Lord Chadlington told a House of Commons select committee that present debts of pounds 4.7m could nearly double over the next two years.
The Culture, Media and Sport Committee was discussing, among other things, the shock proposal made on Monday by the Secretary of State,Chris Smith, that Britain's two national opera companies share a home in Covent Garden; that the Royal Opera House is renamed Covent Garden and becomes a receiving house; and that the English National Opera's present home, the London Coliseum, ceases to be a national opera house.
But Lord Chadlington's dramatic evidence cast doubt on whether the Royal Opera and Royal Ballet might even remain in operation unless emergency funding is found.
He said: "If we cannot get funds into the Opera House in the very short term then the possibility is that the house could become insolvent. Unless we can find a solution on our own then the house will become insolvent." He said auditors had attended the last board meeting of the ROH, and the house now had to present balanced budgets to the Arts Council by next week. He added that he was talking to potential donors.
The chairman of the committee, Gerald Kaufman, asked if this meant the house could go into receivership.
Lord Chadlington replied: "That is the conversation we are currently having. I believe there is a way through. I believe there is a small opportunity to get through it."

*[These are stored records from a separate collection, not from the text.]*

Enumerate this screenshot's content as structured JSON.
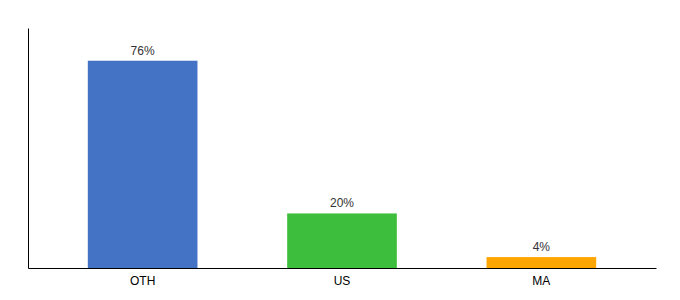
{
  "chart_data": {
    "type": "bar",
    "categories": [
      "OTH",
      "US",
      "MA"
    ],
    "values": [
      76,
      20,
      4
    ],
    "colors": [
      "#4472C4",
      "#3DBF3D",
      "#FFA500"
    ],
    "data_labels": true,
    "value_labels": [
      "76%",
      "20%",
      "4%"
    ],
    "ylim": [
      0,
      88
    ],
    "tick_labels": "x"
  }
}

He said the accumulated losses were pounds 4.7m to April 1997. Following poor ticket sales in temporary venues, estimates were a further loss of up to pounds 3m by April 1998, and still further losses in the 20 months up to the reopening of the house.
He added that donors had been ringing up yesterday saying they had given money to one kind of opera house and now discovered it was going to be another kind of opera house.
In his evidence, Chris Smith stressed that his proposals were merely that, not definite decisions, and that he would await the report of Sir Richard Eyre's review committee in May.